Rapat yang dihadiri hanya sebagian anggota pembina yayasan tersebut malah memutuskan memberhentikan pengurus dan pengawas. Para pembina yang hadir kemudian membentuk susunan pengurus baru.
Namun anehnya, para pembina kemudian mengirimkan surat ucapan terima kasih atas dedikasi dan jasa dari Ketua dan pengawas yang diberhentikan secara mendadak.
“Pemberhentian tersebut tidak memiliki dasar dan tidak tercatat alasannya sehingga merupakan perbuatan melawan hukum,” katanya.
Sebaliknya, selama masa kepengurusannya, penggugat telah melaksanakan berbagai kegiatan Yayasan. Salah satunya, aktif dalam memberikan santunan bagi masyarakat terdampak Covid-19.
Selain itu, kegiatan yayasan lainnya adalah arisan. Pada 2019 lalu, sejumlah anggota hendak mencairkan arisan yang masih berjalan. Penggugat bahkan yang menalanginya dengan dana pribadinya.
Majelis hakim dalam putusannya menyatakan, Akta Nomor 2 tertanggal 10 Oktober 2018 pernyataan keputusan rapat tentang susunan pengurus yang lama sah dan mengikat.
Sebaliknya, akta Nomor 4 tertanggal 4 November 2020 tentang berita acara rapat luar biasa pembina yayasan tentang pemberhentian penggugat dinyatakan tidak sah dan cacat hukum.

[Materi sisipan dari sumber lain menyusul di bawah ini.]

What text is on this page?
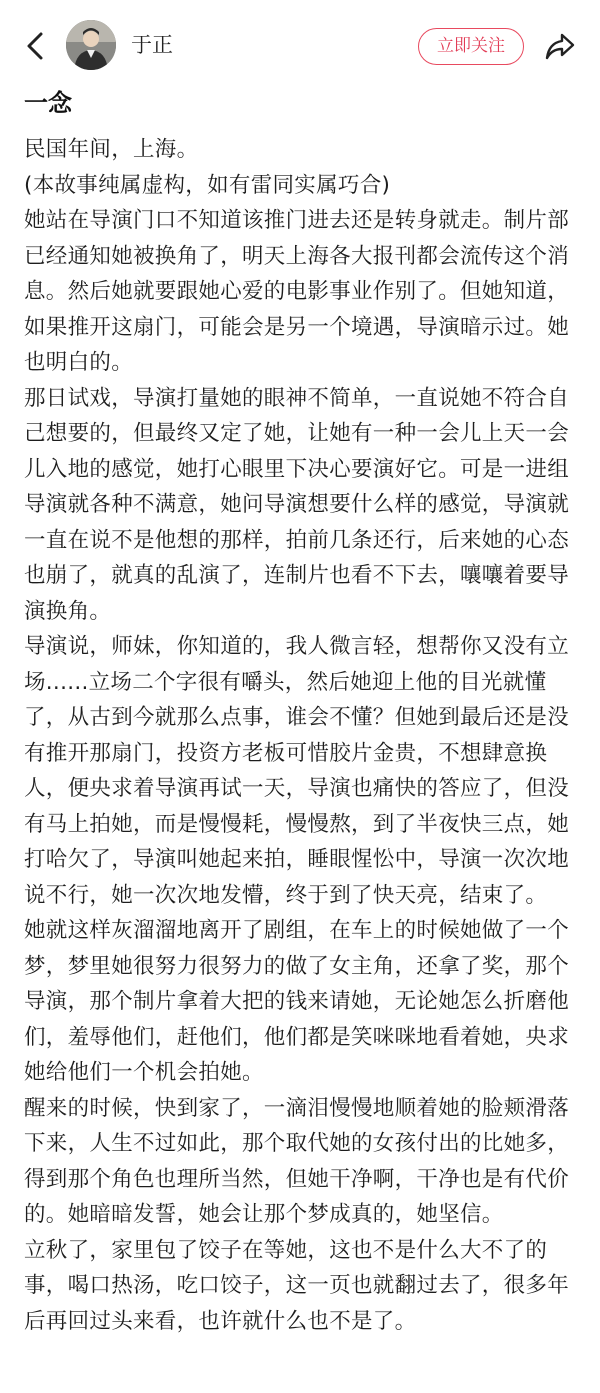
于正	立即关注
一念

民国年间，上海。

(本故事纯属虚构，如有雷同实属巧合)

她站在导演门口不知道该推门进去还是转身就走。制片部已经通知她被换角了，明天上海各大报刊都会流传这个消息。然后她就要跟她心爱的电影事业作别了。但她知道，如果推开这扇门，可能会是另一个境遇，导演暗示过。她也明白的。

那日试戏，导演打量她的眼神不简单，一直说她不符合自己想要的，但最终又定了她，让她有一种一会儿上天一会儿入地的感觉，她打心眼里下决心要演好它。可是一进组导演就各种不满意，她问导演想要什么样的感觉，导演就一直在说不是他想的那样，拍前几条还行，后来她的心态也崩了，就真的乱演了，连制片也看不下去，嚷嚷着要导演换角。

导演说，师妹，你知道的，我人微言轻，想帮你又没有立场......立场二个字很有嚼头，然后她迎上他的目光就懂了，从古到今就那么点事，谁会不懂？但她到最后还是没有推开那扇门，投资方老板可惜胶片金贵，不想肆意换人，便央求着导演再试一天，导演也痛快的答应了，但没有马上拍她，而是慢慢耗，慢慢熬，到了半夜快三点，她打哈欠了，导演叫她起来拍，睡眼惺忪中，导演一次次地说不行，她一次次地发懵，终于到了快天亮，结束了。

她就这样灰溜溜地离开了剧组，在车上的时候她做了一个梦，梦里她很努力很努力的做了女主角，还拿了奖，那个导演，那个制片拿着大把的钱来请她，无论她怎么折磨他们，羞辱他们，赶他们，他们都是笑咪咪地看着她，央求她给他们一个机会拍她。

醒来的时候，快到家了，一滴泪慢慢地顺着她的脸颊滑落下来，人生不过如此，那个取代她的女孩付出的比她多，得到那个角色也理所当然，但她干净啊，干净也是有代价的。她暗暗发誓，她会让那个梦成真的，她坚信。

立秋了，家里包了饺子在等她，这也不是什么大不了的事，喝口热汤，吃口饺子，这一页也就翻过去了，很多年后再回过头来看，也许就什么也不是了。
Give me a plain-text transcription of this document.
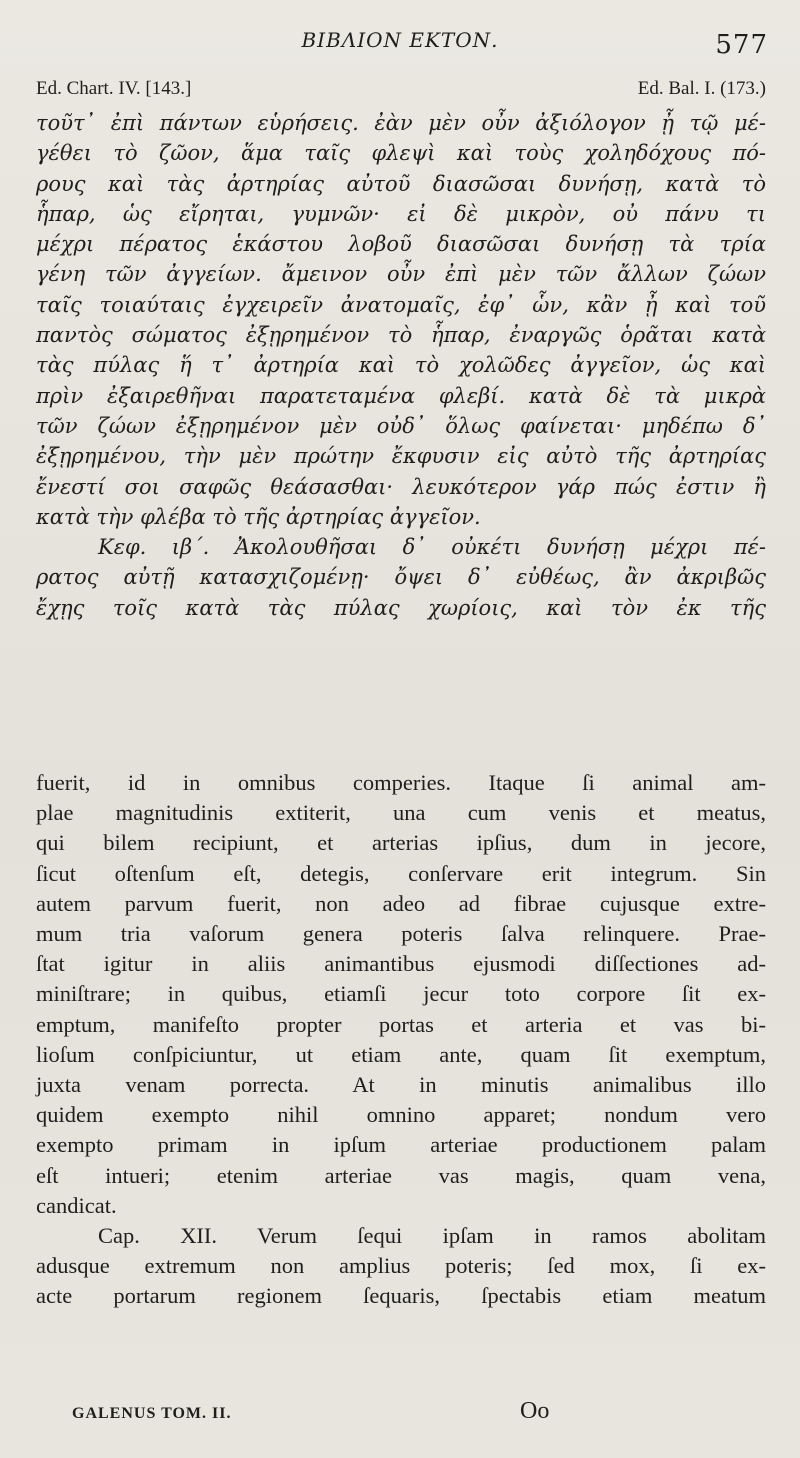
ΒΙΒΛΙΟΝ ΕΚΤΟΝ.	577
Ed. Chart. IV. [143.]	Ed. Bal. I. (173.)
τοῦτ᾿ ἐπὶ πάντων εὑρήσεις. ἐὰν μὲν οὖν ἀξιόλογον ᾖ τῷ μέ-
γέθει τὸ ζῶον, ἅμα ταῖς φλεψὶ καὶ τοὺς χοληδόχους πό-
ρους καὶ τὰς ἀρτηρίας αὐτοῦ διασῶσαι δυνήσῃ, κατὰ τὸ
ἧπαρ, ὡς εἴρηται, γυμνῶν· εἰ δὲ μικρὸν, οὐ πάνυ τι
μέχρι πέρατος ἑκάστου λοβοῦ διασῶσαι δυνήσῃ τὰ τρία
γένη τῶν ἀγγείων. ἄμεινον οὖν ἐπὶ μὲν τῶν ἄλλων ζώων
ταῖς τοιαύταις ἐγχειρεῖν ἀνατομαῖς, ἐφ᾿ ὧν, κἂν ᾖ καὶ τοῦ
παντὸς σώματος ἐξῃρημένον τὸ ἧπαρ, ἐναργῶς ὁρᾶται κατὰ
τὰς πύλας ἥ τ᾿ ἀρτηρία καὶ τὸ χολῶδες ἀγγεῖον, ὡς καὶ
πρὶν ἐξαιρεθῆναι παρατεταμένα φλεβί. κατὰ δὲ τὰ μικρὰ
τῶν ζώων ἐξῃρημένον μὲν οὐδ᾿ ὅλως φαίνεται· μηδέπω δ᾿
ἐξῃρημένου, τὴν μὲν πρώτην ἔκφυσιν εἰς αὐτὸ τῆς ἀρτηρίας
ἔνεστί σοι σαφῶς θεάσασθαι· λευκότερον γάρ πώς ἐστιν ἢ
κατὰ τὴν φλέβα τὸ τῆς ἀρτηρίας ἀγγεῖον.
Κεφ. ιβ΄. Ἀκολουθῆσαι δ᾿ οὐκέτι δυνήσῃ μέχρι πέ-
ρατος αὐτῇ κατασχιζομένῃ· ὄψει δ᾿ εὐθέως, ἂν ἀκριβῶς
ἔχῃς τοῖς κατὰ τὰς πύλας χωρίοις, καὶ τὸν ἐκ τῆς
fuerit, id in omnibus comperies. Itaque ſi animal am-
plae magnitudinis extiterit, una cum venis et meatus,
qui bilem recipiunt, et arterias ipſius, dum in jecore,
ſicut oſtenſum eſt, detegis, conſervare erit integrum. Sin
autem parvum fuerit, non adeo ad fibrae cujusque extre-
mum tria vaſorum genera poteris ſalva relinquere. Prae-
ſtat igitur in aliis animantibus ejusmodi diſſectiones ad-
miniſtrare; in quibus, etiamſi jecur toto corpore ſit ex-
emptum, manifeſto propter portas et arteria et vas bi-
lioſum conſpiciuntur, ut etiam ante, quam ſit exemptum,
juxta venam porrecta. At in minutis animalibus illo
quidem exempto nihil omnino apparet; nondum vero
exempto primam in ipſum arteriae productionem palam
eſt intueri; etenim arteriae vas magis, quam vena,
candicat.
Cap. XII. Verum ſequi ipſam in ramos abolitam
adusque extremum non amplius poteris; ſed mox, ſi ex-
acte portarum regionem ſequaris, ſpectabis etiam meatum
GALENUS TOM. II.	Oo
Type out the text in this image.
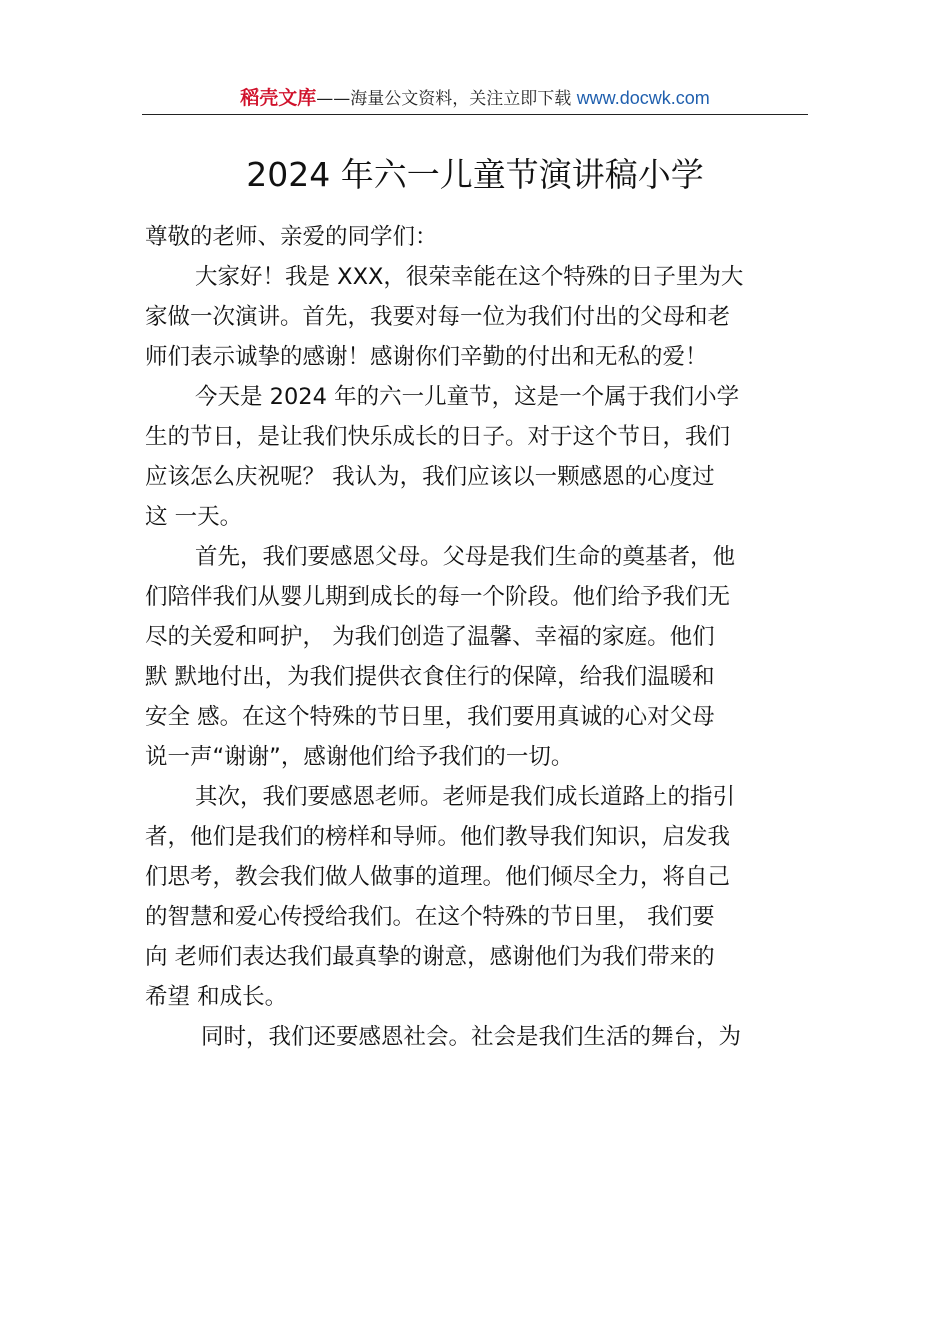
稻壳文库——海量公文资料，关注立即下载 www.docwk.com
2024 年六一儿童节演讲稿小学
尊敬的老师、亲爱的同学们：
大家好！我是 XXX，很荣幸能在这个特殊的日子里为大
家做一次演讲。首先，我要对每一位为我们付出的父母和老
师们表示诚挚的感谢！感谢你们辛勤的付出和无私的爱！
今天是 2024 年的六一儿童节，这是一个属于我们小学
生的节日，是让我们快乐成长的日子。对于这个节日，我们
应该怎么庆祝呢？ 我认为，我们应该以一颗感恩的心度过
这 一天。
首先，我们要感恩父母。父母是我们生命的奠基者，他
们陪伴我们从婴儿期到成长的每一个阶段。他们给予我们无
尽的关爱和呵护， 为我们创造了温馨、幸福的家庭。他们
默 默地付出，为我们提供衣食住行的保障，给我们温暖和
安全 感。在这个特殊的节日里，我们要用真诚的心对父母
说一声“谢谢”，感谢他们给予我们的一切。
其次，我们要感恩老师。老师是我们成长道路上的指引
者，他们是我们的榜样和导师。他们教导我们知识，启发我
们思考，教会我们做人做事的道理。他们倾尽全力，将自己
的智慧和爱心传授给我们。在这个特殊的节日里， 我们要
向 老师们表达我们最真挚的谢意，感谢他们为我们带来的
希望 和成长。
同时，我们还要感恩社会。社会是我们生活的舞台，为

“Menyatakan, para tergugat telah melakukan perbuatan melanggar hukum sebagaimana Pasal 1365 KUHPerdata Jo. Pasal 1366 KUHPerdata,” ucapnya.
Para tergugat dihukum untuk meminta maaf kepada penggugat yang dimuat dalam media cetak nasional selama tiga hari berturut-turut.
Selain itu, para tergugat juga dihukum untuk menyelenggarakan rapat luar biasa pembina lagi yang membahas pengangkatan kembali Tjokro sebagai ketua yayasan dan Hartanto sebagai pengawas. Hasil rapat itu harus dicatatkan ke dalam perubahan database yayasan.